The last ten seconds were filmed on Wednesday evening. We have had the skip for almost two weeks (which is really nice of Tom & Kingston Roll Offs), so I was trying to fill it up. It was taking too long to break up the concrete walls so I decided instead to remove the concrete block wall at the rear left of the garden, hence why you see me all over the place.

I’m using royalty free music so you have the choice of:

or

Giovanna visits the Public Records Office

Our friend and advisor Giovanna went to Kingston Public Record Department and requested the property record cards for our house. The cards are quite small so the photographs are probably 2″ square, hence why the quality isn’t that great when enlarged. That said it’s great to see the house looking finer in earlier years. Thank you Giovanna.

By 1994 the house is looking a little sad and it’s pretty much been downhill from there 🙁 I feel we are still going downhill but Aimee and I have our heels down and dug in [spfx: sparks flying] and are trying to decelerate the decline.

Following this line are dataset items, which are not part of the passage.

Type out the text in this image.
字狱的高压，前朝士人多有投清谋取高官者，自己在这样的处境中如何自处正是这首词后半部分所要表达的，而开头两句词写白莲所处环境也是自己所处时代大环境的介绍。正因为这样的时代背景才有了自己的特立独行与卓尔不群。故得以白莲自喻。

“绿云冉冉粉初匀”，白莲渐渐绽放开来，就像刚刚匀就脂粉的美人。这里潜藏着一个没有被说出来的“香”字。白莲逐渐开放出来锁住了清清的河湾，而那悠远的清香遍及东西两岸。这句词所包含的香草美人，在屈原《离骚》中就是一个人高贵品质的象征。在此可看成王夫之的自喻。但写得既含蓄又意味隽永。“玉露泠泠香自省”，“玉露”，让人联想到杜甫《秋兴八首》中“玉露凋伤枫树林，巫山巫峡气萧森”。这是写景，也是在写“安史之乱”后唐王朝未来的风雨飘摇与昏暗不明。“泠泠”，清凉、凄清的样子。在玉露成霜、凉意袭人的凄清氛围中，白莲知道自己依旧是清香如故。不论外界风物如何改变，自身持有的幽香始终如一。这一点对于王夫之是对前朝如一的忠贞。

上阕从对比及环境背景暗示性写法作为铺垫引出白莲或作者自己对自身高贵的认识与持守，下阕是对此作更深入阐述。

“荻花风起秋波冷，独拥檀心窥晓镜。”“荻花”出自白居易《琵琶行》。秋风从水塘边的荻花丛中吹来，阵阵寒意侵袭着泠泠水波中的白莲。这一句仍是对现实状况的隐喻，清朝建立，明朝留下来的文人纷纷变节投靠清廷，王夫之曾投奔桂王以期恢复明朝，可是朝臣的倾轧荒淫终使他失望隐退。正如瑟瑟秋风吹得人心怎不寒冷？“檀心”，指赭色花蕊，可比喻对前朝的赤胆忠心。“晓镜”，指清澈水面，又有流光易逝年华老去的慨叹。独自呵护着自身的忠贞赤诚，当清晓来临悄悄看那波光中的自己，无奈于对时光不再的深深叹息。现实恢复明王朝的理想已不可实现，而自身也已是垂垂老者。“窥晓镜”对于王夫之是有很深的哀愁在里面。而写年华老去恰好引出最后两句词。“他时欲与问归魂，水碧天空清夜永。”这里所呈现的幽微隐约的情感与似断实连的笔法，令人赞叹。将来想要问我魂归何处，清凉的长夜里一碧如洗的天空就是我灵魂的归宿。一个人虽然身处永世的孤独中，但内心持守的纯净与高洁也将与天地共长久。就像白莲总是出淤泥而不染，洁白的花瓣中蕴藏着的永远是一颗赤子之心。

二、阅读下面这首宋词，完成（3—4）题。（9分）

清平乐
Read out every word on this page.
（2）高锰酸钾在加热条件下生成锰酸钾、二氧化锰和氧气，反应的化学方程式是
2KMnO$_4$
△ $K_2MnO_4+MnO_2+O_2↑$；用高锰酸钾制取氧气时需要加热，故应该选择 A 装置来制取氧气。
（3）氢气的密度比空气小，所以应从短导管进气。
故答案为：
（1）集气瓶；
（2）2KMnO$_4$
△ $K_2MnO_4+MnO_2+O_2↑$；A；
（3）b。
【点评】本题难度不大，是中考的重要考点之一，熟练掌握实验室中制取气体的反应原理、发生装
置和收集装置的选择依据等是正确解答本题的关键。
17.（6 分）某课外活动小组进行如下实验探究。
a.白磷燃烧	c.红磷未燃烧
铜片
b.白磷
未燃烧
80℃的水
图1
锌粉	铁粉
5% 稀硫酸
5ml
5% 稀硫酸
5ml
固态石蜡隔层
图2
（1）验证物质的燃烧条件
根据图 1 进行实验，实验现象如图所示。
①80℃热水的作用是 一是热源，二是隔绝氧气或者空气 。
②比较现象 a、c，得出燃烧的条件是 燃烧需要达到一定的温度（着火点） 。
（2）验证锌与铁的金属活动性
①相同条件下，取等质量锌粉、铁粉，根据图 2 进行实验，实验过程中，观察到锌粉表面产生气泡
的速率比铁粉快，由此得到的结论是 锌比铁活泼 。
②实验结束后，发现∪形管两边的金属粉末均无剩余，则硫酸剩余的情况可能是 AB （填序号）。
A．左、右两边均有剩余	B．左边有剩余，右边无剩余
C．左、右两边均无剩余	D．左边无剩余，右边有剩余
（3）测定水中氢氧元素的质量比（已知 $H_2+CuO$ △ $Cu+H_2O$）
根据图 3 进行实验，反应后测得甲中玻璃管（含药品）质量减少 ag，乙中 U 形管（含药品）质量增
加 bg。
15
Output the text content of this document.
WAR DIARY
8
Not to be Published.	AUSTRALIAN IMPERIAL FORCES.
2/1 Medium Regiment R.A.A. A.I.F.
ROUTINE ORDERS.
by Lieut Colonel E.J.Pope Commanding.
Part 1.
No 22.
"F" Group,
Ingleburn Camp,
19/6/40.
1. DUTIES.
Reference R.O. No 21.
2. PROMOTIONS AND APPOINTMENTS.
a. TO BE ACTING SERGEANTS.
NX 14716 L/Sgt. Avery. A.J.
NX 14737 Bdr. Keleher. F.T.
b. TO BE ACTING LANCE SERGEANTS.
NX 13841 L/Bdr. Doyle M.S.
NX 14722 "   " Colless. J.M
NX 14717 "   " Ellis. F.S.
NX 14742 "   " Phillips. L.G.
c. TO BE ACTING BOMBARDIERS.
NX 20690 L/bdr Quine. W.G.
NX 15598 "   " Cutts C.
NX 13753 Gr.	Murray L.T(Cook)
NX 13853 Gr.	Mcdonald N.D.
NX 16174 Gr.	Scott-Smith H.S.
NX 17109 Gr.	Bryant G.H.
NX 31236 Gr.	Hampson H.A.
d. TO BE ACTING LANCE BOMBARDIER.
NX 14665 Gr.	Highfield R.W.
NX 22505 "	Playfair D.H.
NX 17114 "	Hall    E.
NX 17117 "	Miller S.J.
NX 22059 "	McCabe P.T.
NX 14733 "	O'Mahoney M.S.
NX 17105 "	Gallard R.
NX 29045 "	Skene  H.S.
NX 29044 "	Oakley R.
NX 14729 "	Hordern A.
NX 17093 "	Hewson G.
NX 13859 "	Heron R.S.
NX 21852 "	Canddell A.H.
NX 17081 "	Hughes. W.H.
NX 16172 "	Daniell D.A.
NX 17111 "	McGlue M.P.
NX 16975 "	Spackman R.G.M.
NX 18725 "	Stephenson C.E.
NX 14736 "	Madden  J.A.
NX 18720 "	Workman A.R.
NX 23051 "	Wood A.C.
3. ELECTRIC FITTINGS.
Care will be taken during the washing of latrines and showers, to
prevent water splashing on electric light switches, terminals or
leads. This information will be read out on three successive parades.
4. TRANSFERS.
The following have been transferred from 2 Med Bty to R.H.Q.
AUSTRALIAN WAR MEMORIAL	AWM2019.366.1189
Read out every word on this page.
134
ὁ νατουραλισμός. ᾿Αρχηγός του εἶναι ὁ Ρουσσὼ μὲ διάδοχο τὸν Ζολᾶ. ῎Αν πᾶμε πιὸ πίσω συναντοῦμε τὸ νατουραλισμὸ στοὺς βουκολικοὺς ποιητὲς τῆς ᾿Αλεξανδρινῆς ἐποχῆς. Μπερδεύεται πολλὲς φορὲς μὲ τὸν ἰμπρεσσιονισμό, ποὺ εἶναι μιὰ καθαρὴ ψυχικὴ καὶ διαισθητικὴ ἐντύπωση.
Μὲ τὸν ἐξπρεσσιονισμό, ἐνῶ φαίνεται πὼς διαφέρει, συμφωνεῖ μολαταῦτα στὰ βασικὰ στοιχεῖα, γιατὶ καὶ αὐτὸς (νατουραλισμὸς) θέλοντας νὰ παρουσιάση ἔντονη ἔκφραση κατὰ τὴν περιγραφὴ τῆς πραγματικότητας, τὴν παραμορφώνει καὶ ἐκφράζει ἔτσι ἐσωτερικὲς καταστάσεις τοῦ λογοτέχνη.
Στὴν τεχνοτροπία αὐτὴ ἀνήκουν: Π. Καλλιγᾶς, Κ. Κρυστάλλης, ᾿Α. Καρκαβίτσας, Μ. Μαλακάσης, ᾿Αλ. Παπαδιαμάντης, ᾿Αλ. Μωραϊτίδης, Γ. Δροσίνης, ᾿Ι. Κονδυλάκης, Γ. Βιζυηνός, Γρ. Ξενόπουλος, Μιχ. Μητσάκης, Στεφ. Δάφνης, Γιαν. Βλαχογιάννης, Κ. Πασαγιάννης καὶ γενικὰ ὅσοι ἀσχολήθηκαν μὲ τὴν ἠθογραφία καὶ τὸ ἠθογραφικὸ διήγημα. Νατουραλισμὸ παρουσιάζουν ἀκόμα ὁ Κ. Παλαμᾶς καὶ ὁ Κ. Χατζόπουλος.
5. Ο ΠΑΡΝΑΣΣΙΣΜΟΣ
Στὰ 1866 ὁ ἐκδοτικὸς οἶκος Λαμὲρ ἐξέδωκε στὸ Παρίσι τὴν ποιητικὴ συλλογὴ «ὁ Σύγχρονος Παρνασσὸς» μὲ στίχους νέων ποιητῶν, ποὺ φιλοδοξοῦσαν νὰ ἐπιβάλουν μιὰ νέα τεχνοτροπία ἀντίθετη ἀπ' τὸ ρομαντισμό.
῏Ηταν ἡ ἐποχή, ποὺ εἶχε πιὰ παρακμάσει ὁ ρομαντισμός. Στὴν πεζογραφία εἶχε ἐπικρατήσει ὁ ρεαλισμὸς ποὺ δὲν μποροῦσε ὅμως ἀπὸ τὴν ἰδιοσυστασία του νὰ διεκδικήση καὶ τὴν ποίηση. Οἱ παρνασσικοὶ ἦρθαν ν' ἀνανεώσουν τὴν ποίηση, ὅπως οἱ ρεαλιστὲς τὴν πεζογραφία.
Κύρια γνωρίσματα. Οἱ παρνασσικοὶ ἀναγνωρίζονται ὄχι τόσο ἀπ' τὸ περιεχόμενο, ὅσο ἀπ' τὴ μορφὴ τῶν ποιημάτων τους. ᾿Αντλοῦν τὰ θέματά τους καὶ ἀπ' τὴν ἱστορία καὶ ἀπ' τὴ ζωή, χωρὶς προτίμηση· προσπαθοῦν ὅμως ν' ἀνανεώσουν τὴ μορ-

The date of the photograph with all the sun shades is unknown, the 1956 and 1994 property cards all have a list of owners and dates, so maybe this card is a precursor.

Update 5-28-18 I was talking to the Mama Dot who is the lady who lives opposite. Mama Dot has been living in the same house for 60 odd years and she remembers the house when it has sun shades, which is around 1958.

The sun shades in the undated photograph were probably installed to keep the rooms cool and it would be interesting to know how well they worked. I like this simple approach that people had before electrical AC took over. Maybe we can try something similar.

We are appealing for any photographs people may have of this house. One of next projects is an enquiring letter to all people with the surname of Gill listed in our local public property tax roll.